Dr. Makin also points out that many of our current large studies focus on diabetes and the cardiovascular benefits and risks of various drugs but not as much on the cancer risk of the disease and a possible protective effect of the medication. Cancer studies take a long time to accumulate enough data to actually make a difference, and Dr. LeRoith highlights that as well.
Cleveland Clinic incorporates coordinated care into the treatment plan for its patients with diabetes and cancer. Anybody who has diabetes and is currently undergoing cancer treatments is seen much more frequently in the endocrinology clinics across the enterprise. Virtual visits are often used for these patients to decrease travel times and pandemic exposure, and they can be seen on a weekly or biweekly schedule. Patients, especially those who are on multiple diabetes medications, require active management because sugar levels tend to be associated with diet, activity or interfering medications. Diet and activity often fluctuate in cancer patients, depending on their stage of treatment or remission.
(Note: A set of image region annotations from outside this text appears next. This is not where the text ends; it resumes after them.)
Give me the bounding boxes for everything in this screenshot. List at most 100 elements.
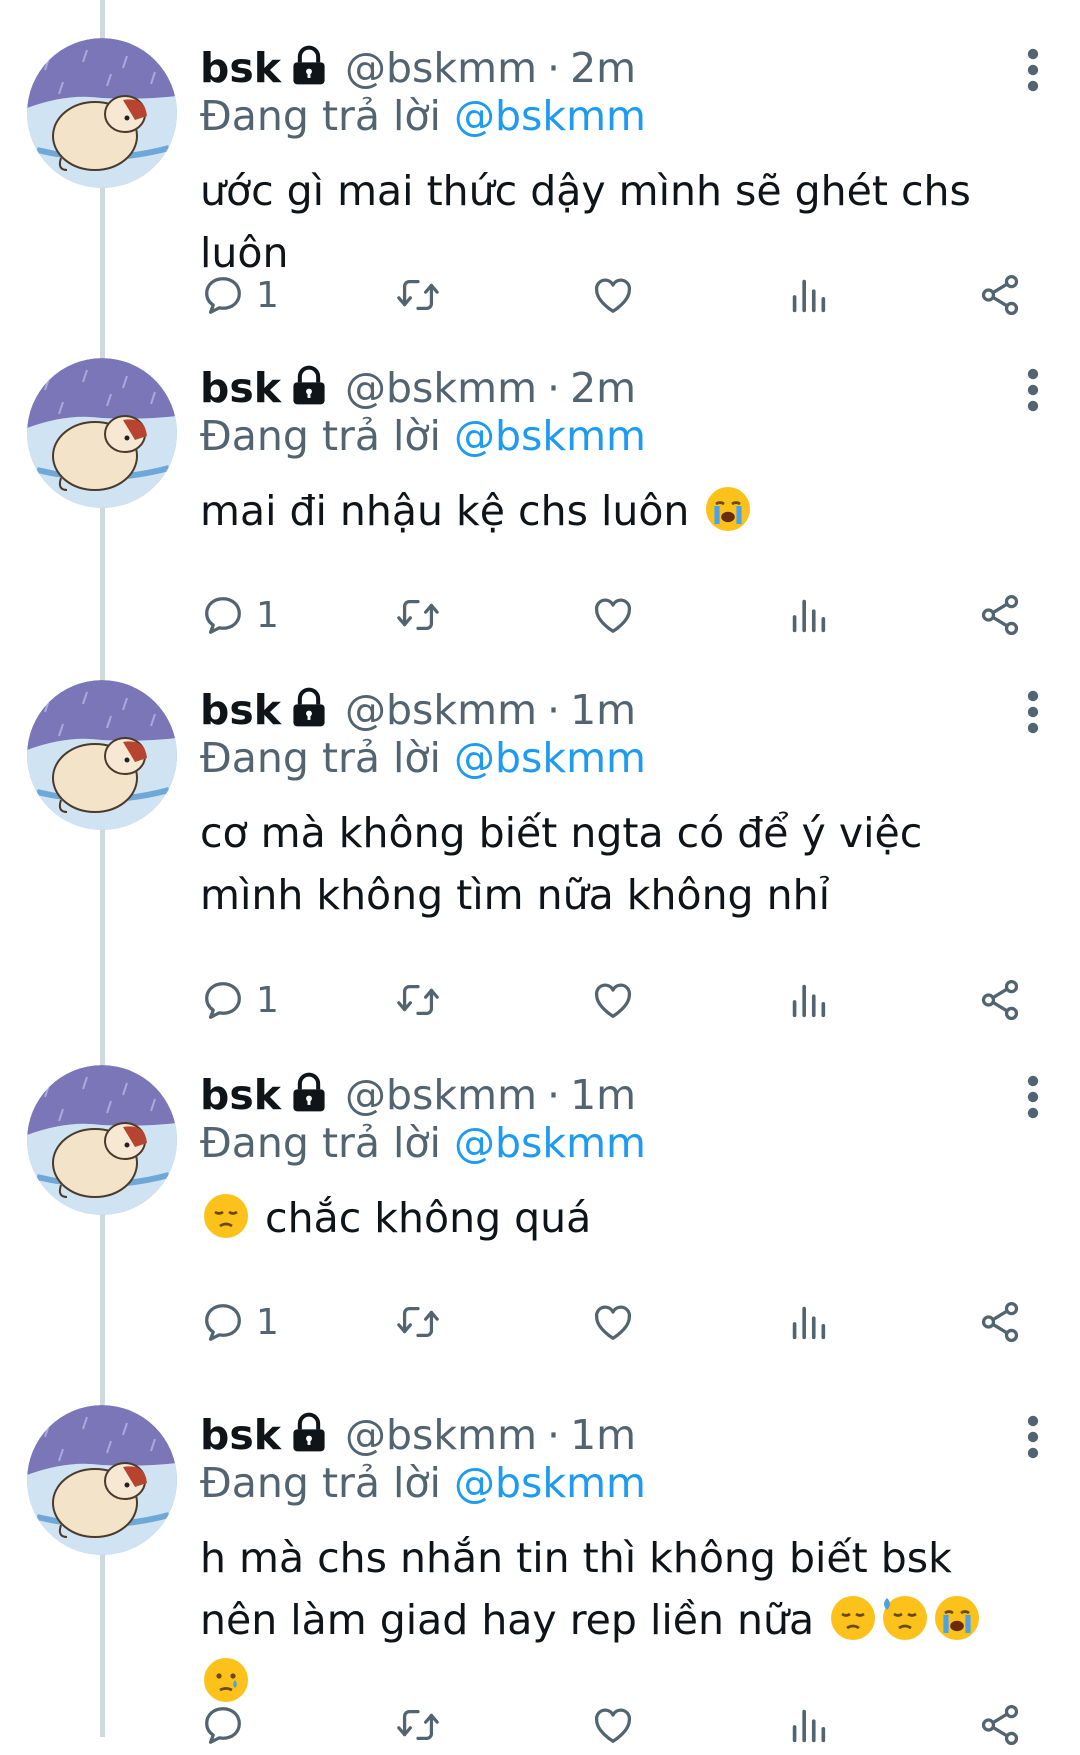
avatar[interactable] xyxy=(27,358,177,508)
display-name[interactable]: bsk xyxy=(200,362,281,414)
lock-icon xyxy=(287,44,331,88)
avatar[interactable] xyxy=(27,680,177,830)
reply-count: 1 xyxy=(256,979,279,1021)
sweat-emoji xyxy=(881,1594,929,1642)
reply-button[interactable]: 1 xyxy=(200,265,279,325)
share-button[interactable] xyxy=(977,1292,1023,1352)
tweet-actions: 1 xyxy=(200,970,1040,1030)
more-icon[interactable] xyxy=(1021,688,1045,736)
retweet-button[interactable] xyxy=(395,1292,441,1352)
avatar[interactable] xyxy=(27,38,177,188)
timestamp[interactable]: 2m xyxy=(570,362,636,414)
separator-dot: · xyxy=(547,686,561,734)
timestamp[interactable]: 2m xyxy=(570,42,636,94)
reply-count: 1 xyxy=(256,274,279,316)
replying-to-label: Đang trả lời xyxy=(200,1459,441,1507)
like-button[interactable] xyxy=(590,970,636,1030)
reply-button[interactable]: 1 xyxy=(200,585,279,645)
like-button[interactable] xyxy=(590,1292,636,1352)
replying-to-mention[interactable]: @bskmm xyxy=(454,1119,646,1167)
views-button[interactable] xyxy=(785,265,831,325)
tweet-content: bsk @bskmm · 1m Đang trả lời @bskmm h mà… xyxy=(200,1405,1060,1713)
share-icon xyxy=(977,592,1023,638)
lock-icon xyxy=(287,686,331,730)
user-handle[interactable]: @bskmm xyxy=(345,1409,537,1461)
user-handle[interactable]: @bskmm xyxy=(345,362,537,414)
replying-to-label: Đang trả lời xyxy=(200,1119,441,1167)
timestamp[interactable]: 1m xyxy=(570,684,636,736)
views-button[interactable] xyxy=(785,585,831,645)
views-icon xyxy=(785,1702,831,1748)
share-button[interactable] xyxy=(977,1695,1023,1755)
more-icon[interactable] xyxy=(1021,1073,1045,1121)
tweet-header: bsk @bskmm · 2m xyxy=(200,38,1060,92)
heart-icon xyxy=(590,977,636,1023)
tweet-text-body: ước gì mai thức dậy mình sẽ ghét chs luô… xyxy=(200,167,971,277)
reply-button[interactable] xyxy=(200,1695,256,1755)
more-icon[interactable] xyxy=(1021,366,1045,414)
display-name[interactable]: bsk xyxy=(200,1409,281,1461)
separator-dot: · xyxy=(547,1071,561,1119)
replying-to-line: Đang trả lời @bskmm xyxy=(200,1457,1060,1509)
replying-to-line: Đang trả lời @bskmm xyxy=(200,732,1060,784)
timestamp[interactable]: 1m xyxy=(570,1069,636,1121)
tweet-content: bsk @bskmm · 1m Đang trả lời @bskmm chắc… xyxy=(200,1065,1060,1249)
heart-icon xyxy=(590,592,636,638)
share-icon xyxy=(977,1299,1023,1345)
avatar[interactable] xyxy=(27,1405,177,1555)
retweet-button[interactable] xyxy=(395,265,441,325)
share-button[interactable] xyxy=(977,265,1023,325)
share-button[interactable] xyxy=(977,585,1023,645)
replying-to-label: Đang trả lời xyxy=(200,92,441,140)
retweet-button[interactable] xyxy=(395,585,441,645)
share-icon xyxy=(977,977,1023,1023)
separator-dot: · xyxy=(547,1411,561,1459)
tweet-text: chắc không quá xyxy=(200,1187,1060,1249)
display-name[interactable]: bsk xyxy=(200,42,281,94)
replying-to-mention[interactable]: @bskmm xyxy=(454,1459,646,1507)
views-button[interactable] xyxy=(785,1292,831,1352)
reply-icon xyxy=(200,977,246,1023)
replying-to-label: Đang trả lời xyxy=(200,734,441,782)
tweet-header: bsk @bskmm · 1m xyxy=(200,1065,1060,1119)
avatar[interactable] xyxy=(27,1065,177,1215)
timestamp[interactable]: 1m xyxy=(570,1409,636,1461)
more-icon[interactable] xyxy=(1021,46,1045,94)
views-icon xyxy=(785,1299,831,1345)
like-button[interactable] xyxy=(590,265,636,325)
tweet-content: bsk @bskmm · 2m Đang trả lời @bskmm ước … xyxy=(200,38,1060,284)
user-handle[interactable]: @bskmm xyxy=(345,42,537,94)
display-name[interactable]: bsk xyxy=(200,1069,281,1121)
like-button[interactable] xyxy=(590,1695,636,1755)
like-button[interactable] xyxy=(590,585,636,645)
views-icon xyxy=(785,272,831,318)
reply-count: 1 xyxy=(256,1301,279,1343)
tweet-header: bsk @bskmm · 1m xyxy=(200,1405,1060,1459)
user-handle[interactable]: @bskmm xyxy=(345,1069,537,1121)
user-handle[interactable]: @bskmm xyxy=(345,684,537,736)
loudly-crying-emoji xyxy=(704,485,752,533)
views-icon xyxy=(785,977,831,1023)
tweet-content: bsk @bskmm · 1m Đang trả lời @bskmm cơ m… xyxy=(200,680,1060,926)
views-button[interactable] xyxy=(785,1695,831,1755)
reply-button[interactable]: 1 xyxy=(200,1292,279,1352)
share-icon xyxy=(977,1702,1023,1748)
replying-to-mention[interactable]: @bskmm xyxy=(454,734,646,782)
retweet-button[interactable] xyxy=(395,970,441,1030)
retweet-button[interactable] xyxy=(395,1695,441,1755)
display-name[interactable]: bsk xyxy=(200,684,281,736)
tweet-content: bsk @bskmm · 2m Đang trả lời @bskmm mai … xyxy=(200,358,1060,542)
replying-to-line: Đang trả lời @bskmm xyxy=(200,1117,1060,1169)
more-icon[interactable] xyxy=(1021,1413,1045,1461)
retweet-icon xyxy=(395,1702,441,1748)
tweet-text: mai đi nhậu kệ chs luôn xyxy=(200,480,1060,542)
views-button[interactable] xyxy=(785,970,831,1030)
loudly-crying-emoji xyxy=(933,1594,981,1642)
tweet-text-body: chắc không quá xyxy=(265,1194,592,1242)
replying-to-mention[interactable]: @bskmm xyxy=(454,92,646,140)
replying-to-mention[interactable]: @bskmm xyxy=(454,412,646,460)
lock-icon xyxy=(287,1411,331,1455)
share-button[interactable] xyxy=(977,970,1023,1030)
reply-button[interactable]: 1 xyxy=(200,970,279,1030)
replying-to-line: Đang trả lời @bskmm xyxy=(200,90,1060,142)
“In this pandemic era, we have perfected our virtual visit logistics,” says Dr. Makin. “We have ways to download patient devices remotely. If a patient is on insulin pumps or if they’re on continuous glucose monitors (CGM), we can see their data and make adjustments accordingly. We also have a program that is being piloted across the Cleveland Clinic enterprise, where we can have patients send in their CGM data and the pharmacist or the nurse practitioner can look at the blood sugar readings and adjust things very frequently.”
Because diet has such an integral role, patients also receive extensive nutrition counseling. Cleveland Clinic endocrinologists work closely with and often refer patients to nutritionists and diabetes educators. Dietitians within the endocrinology department are scattered all over the Greater Cleveland area to provide this service. One of the facilities features an obesity center with an exercise physiologist who focuses on exercise classes for patients who want to lose weight.
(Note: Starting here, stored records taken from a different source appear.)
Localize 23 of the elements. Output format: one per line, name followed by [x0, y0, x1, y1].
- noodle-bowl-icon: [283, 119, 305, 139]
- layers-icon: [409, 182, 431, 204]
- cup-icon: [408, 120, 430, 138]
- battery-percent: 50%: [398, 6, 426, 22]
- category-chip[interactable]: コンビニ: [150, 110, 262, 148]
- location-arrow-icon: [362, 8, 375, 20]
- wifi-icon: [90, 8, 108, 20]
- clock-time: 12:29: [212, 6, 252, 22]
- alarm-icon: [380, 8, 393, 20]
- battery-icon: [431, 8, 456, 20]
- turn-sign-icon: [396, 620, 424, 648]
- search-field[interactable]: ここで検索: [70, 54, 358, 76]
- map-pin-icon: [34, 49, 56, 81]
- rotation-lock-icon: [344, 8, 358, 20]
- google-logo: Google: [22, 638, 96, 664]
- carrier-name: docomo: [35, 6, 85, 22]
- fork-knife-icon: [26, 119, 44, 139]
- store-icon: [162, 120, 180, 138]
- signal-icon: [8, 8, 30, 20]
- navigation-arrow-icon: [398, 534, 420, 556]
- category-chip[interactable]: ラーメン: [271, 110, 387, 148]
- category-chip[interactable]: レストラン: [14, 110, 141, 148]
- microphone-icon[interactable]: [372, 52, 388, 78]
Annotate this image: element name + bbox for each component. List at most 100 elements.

In his presentation, Dr. LeRoith brought up the Keto diet as being a potentially valuable tool, but he also mentioned apprehension because of associated side effects. With the Keto diet, patients can see a large amount of weight loss very quickly. However, Dr. Makin points out two concerns—long-term compliance and occasionally worsening cholesterol—that limit her proclivity to recommend it to her patients.
“In our practice, if patients need to lose weight for a procedure, such as a knee or hip replacement surgery, then I would probably suggest that they go on the Keto diet because we need them reach a target weight quickly and not have a prolonged wait for the surgery,” explains Dr. Makin. “On the other hand, if I have a patient whose goal is to lose weight without a quick deadline and become healthier, I would probably advise a less restrictive diet, something that is easier to stick to in the long run, and emphasize activity alongside to help build muscle.”